West European leaders had hissy fits during the last several days over their displeasure with major elements of President Trump’s foreign policy. The growing split burst out into the open during the recent annual security conference in Munich, Germany, where Vice President Mike Pence laid out the Trump administration’s expectations for America’s West European allies. To sum up the message, Vice President Pence essentially told them to grow up, shoulder more financial responsibility for mutual defense, and stop putting their narrow economic interests over the security interests of the free world when it comes to such adversaries as Iran and Russia.
West European leaders have become used to being coddled by past U.S. presidents. Perhaps for that reason, they treated former Vice President Joe Biden like a long-lost indulgent uncle when he addressed the Munich security conference as a private citizen who is considering a run for the presidency in 2020. He played his audience of foreign dignitaries like a violin, soothing them with the words of solidarity they prefer to hear and with sharp criticism of the Trump administration that was music to their ears.
“The America I see does not wish to turn our back on the world or allies, our closest allies,” Mr. Biden said. “Indeed, the American people understand that it’s only by working in cooperation with our friends that we are going to be able to harness the forces of a rapidly changing world, to mitigate their downsides and turn them to our collective advantage.” Calling America’s policies under our current duly elected president of the United States “an embarrassment,” he declared, “I promise you, as my mother would say, this too shall pass. We will be back. We will be back. Don’t have any doubt about that.”
In stark contrast, Vice President Pence spoke at the security conference, as he did earlier in the week, like a disciplined adult who told his smug audience what they had to hear to meet the challenges of the world today, not the nostalgic bromides they wanted to hear.

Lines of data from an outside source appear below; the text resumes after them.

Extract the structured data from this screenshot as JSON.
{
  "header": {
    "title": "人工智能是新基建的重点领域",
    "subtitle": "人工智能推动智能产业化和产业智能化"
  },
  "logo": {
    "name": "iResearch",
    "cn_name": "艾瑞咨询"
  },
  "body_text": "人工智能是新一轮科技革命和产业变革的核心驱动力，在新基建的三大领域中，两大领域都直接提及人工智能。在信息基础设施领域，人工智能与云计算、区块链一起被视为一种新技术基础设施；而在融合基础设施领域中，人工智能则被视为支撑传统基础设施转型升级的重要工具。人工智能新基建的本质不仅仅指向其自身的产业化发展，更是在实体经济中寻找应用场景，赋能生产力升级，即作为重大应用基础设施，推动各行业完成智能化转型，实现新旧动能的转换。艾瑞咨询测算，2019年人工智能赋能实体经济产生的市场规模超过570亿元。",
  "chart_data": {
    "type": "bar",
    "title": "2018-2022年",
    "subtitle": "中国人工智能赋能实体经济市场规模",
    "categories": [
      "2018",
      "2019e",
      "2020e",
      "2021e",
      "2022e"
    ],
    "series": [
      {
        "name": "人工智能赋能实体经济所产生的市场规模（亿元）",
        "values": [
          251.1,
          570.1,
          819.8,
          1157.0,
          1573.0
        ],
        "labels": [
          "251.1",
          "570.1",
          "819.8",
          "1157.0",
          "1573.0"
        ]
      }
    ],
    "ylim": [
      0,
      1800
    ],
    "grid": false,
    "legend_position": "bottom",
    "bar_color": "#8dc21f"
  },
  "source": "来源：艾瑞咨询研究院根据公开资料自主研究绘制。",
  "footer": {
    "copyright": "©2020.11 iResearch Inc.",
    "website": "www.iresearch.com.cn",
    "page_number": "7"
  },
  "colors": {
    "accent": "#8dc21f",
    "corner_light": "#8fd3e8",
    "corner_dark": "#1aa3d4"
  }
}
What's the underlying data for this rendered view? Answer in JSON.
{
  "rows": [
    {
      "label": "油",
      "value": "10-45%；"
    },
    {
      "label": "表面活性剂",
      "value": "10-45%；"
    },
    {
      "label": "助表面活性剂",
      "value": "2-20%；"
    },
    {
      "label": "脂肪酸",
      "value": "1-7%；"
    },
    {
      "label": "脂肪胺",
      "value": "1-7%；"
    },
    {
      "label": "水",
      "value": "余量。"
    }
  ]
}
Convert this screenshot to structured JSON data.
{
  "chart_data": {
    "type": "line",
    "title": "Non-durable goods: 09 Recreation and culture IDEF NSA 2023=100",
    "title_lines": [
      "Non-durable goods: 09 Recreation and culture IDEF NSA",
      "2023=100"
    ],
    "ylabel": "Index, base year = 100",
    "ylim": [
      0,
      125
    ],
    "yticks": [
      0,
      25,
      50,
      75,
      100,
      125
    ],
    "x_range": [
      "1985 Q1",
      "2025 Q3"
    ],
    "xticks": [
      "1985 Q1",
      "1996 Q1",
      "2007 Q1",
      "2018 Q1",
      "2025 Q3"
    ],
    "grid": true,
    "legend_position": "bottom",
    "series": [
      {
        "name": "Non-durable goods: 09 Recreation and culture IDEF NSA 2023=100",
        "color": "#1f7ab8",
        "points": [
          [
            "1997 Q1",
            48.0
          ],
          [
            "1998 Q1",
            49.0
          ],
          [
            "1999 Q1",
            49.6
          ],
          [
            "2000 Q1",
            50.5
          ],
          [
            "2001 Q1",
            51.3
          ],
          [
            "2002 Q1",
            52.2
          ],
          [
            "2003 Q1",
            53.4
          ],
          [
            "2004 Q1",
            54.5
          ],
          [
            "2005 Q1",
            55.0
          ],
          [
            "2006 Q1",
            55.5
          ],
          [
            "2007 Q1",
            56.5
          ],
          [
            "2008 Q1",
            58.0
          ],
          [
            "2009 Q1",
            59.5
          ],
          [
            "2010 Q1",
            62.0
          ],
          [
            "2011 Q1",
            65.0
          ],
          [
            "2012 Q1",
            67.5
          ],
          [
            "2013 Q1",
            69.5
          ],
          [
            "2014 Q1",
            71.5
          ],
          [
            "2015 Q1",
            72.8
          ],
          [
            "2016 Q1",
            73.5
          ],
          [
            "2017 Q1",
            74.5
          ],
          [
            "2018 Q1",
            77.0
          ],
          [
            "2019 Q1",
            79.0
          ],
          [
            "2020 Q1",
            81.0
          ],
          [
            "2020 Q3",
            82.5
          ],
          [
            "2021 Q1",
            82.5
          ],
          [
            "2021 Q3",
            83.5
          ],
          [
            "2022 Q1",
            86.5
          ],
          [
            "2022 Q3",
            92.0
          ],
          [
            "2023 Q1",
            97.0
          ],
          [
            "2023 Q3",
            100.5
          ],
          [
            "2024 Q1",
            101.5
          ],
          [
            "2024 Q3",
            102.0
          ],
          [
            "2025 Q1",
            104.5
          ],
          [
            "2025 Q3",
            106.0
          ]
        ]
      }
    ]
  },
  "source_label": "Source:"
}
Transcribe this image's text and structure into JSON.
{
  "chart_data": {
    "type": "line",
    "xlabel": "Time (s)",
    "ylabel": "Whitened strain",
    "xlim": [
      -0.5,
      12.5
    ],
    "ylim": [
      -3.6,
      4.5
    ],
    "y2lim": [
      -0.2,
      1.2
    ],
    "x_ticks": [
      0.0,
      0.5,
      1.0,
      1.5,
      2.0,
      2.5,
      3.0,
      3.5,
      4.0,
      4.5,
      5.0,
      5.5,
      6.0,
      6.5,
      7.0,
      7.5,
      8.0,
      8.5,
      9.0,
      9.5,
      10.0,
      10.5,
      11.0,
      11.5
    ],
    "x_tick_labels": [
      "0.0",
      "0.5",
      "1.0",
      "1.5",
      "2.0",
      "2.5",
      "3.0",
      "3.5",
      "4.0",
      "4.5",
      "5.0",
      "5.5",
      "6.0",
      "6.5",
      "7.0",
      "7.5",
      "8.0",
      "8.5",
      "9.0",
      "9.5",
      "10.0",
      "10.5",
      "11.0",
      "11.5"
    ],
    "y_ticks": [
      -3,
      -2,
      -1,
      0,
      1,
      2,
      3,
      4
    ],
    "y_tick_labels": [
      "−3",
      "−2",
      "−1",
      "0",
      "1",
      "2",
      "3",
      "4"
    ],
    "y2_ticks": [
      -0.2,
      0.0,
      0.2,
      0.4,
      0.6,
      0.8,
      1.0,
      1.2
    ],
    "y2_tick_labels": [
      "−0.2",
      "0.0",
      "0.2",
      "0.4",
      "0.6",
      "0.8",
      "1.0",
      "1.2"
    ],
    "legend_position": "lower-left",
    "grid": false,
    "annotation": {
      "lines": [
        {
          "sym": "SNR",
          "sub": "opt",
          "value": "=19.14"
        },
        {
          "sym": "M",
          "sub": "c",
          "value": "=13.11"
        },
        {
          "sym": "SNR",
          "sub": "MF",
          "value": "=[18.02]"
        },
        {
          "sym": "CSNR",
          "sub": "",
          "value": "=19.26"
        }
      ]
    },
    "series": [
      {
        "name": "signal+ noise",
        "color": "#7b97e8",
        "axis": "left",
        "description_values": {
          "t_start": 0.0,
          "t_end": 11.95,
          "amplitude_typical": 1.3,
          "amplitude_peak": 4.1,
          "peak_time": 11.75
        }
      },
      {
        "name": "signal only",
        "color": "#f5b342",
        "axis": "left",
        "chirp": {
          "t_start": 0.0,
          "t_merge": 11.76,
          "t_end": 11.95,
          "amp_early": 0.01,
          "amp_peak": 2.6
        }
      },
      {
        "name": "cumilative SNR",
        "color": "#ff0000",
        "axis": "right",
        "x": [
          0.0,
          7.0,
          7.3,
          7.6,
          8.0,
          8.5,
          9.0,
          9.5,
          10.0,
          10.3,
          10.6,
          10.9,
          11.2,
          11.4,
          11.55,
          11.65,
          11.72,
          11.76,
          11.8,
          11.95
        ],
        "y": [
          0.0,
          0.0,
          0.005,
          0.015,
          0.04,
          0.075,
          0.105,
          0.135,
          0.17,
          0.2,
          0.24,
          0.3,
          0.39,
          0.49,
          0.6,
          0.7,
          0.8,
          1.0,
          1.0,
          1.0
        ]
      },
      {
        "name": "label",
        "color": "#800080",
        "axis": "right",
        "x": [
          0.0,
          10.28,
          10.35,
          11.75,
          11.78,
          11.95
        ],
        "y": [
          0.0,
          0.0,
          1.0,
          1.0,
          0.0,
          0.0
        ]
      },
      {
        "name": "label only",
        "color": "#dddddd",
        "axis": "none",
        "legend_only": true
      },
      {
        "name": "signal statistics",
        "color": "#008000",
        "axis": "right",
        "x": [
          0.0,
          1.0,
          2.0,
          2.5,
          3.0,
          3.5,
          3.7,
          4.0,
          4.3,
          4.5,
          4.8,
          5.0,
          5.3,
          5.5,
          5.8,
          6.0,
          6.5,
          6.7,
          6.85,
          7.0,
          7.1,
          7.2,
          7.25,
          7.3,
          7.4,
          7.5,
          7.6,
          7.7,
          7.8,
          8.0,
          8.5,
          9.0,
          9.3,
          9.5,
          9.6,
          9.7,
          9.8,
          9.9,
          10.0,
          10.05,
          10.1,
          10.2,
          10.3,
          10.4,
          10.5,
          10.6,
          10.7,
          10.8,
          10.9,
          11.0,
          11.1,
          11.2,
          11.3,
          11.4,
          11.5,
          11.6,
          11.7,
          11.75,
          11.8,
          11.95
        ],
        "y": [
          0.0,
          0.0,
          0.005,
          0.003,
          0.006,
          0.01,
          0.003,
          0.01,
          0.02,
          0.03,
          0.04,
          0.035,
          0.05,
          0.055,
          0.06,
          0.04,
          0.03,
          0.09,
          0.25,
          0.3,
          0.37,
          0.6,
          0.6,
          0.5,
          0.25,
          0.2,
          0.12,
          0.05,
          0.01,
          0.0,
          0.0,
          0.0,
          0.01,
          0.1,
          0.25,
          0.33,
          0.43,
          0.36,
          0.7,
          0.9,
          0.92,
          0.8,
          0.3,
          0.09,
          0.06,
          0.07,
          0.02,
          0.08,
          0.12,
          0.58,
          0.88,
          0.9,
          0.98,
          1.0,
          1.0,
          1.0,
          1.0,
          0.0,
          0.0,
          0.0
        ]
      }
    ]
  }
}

“When you hear President Trump ask our NATO allies to live up to the commitments they’ve made to our common defense, that’s what we call being leader of the free world,” Vice President Pence told the Munich security conference as his audience sat mostly in silence.
Asking our NATO allies to contribute more to our common defense is not an abandonment of our allies. Quite the opposite. It is a recognition that we are no longer living in the decades immediately following World War II when European countries were still struggling to get on their feet, the Soviet Union posed an imminent threat, and only the United States could be counted on to bear the full burden of protecting the free world. If Western Europe today expects to be taken seriously as a full partner, it must stop its free-riding on the backs of American taxpayers.
West European countries also need to demonstrate by their actions that they are willing to sacrifice short-term economic advantages to secure the peace. Unfortunately, European countries insist on continuing to do business as usual with the leading state sponsor of terrorism, Iran. Vice President Pence appropriately scolded European leaders for not joining the United States in withdrawing from the disastrous nuclear deal with Iran and reimposing sanctions. “The time has come for our European partners to stand with us and with the Iranian people, our allies and friends in the region,” Vice President Pence said. “The time has come from our European partners to withdraw from the Iran nuclear deal and join us as we bring the economic and diplomatic pressure necessary to give the Iranian people, the region, and the world the peace, security, and freedom they deserve.”
Chancellor Angela Merkel of Germany shamelessly tried to portray the Iran nuclear deal as, the New York Times characterized in its report of her remarks, “the best way of influencing Iranian behavior on a range of non-nuclear issues, from missile development to terrorism.” She complained that the split over Iran “depresses me very much.” What is depressing is Chancellor Merkel’s willful blindness to the realities on the ground, where Iran’s missile program and its reach through terrorist proxies are rapidly expanding. All she and her European colleagues really care about is keeping the Iranian market open for European products and services in exchange for Iranian oil.
Germany is also placing its own selfish, parochial interests over the maintenance of European and international peace and security by collaborating with Russia to build the Nordstream 2 pipeline that would send Russian gas directly to Germany without requiring passage through Ukraine. “We can’t ensure the defense of the West if our allies are dependent on the East,” Vice President said in rebuking Chancellor Merkel’s lame attempt to defend her country’s collaboration with Russia.
Thomas Kleine-Brockhoff, a former adviser to the German president and director of the Berlin office of the German Marshall Fund, said, “If an alliance becomes unilateral and transactional, then it’s no longer an alliance.” He and his cohorts in the West European intelligentsia miss the point. President Trump is trying to realign America’s alliance with Europe within a multilateral framework of mutual responsibility rather than codependency. The president intends to continue America’s position as the leader of the free world. However, at the same time he expects our alliance partners to take off their rose colored glasses, worn also by Barack Obama and John Kerry when they were in office, in dealing with adversaries like Iran.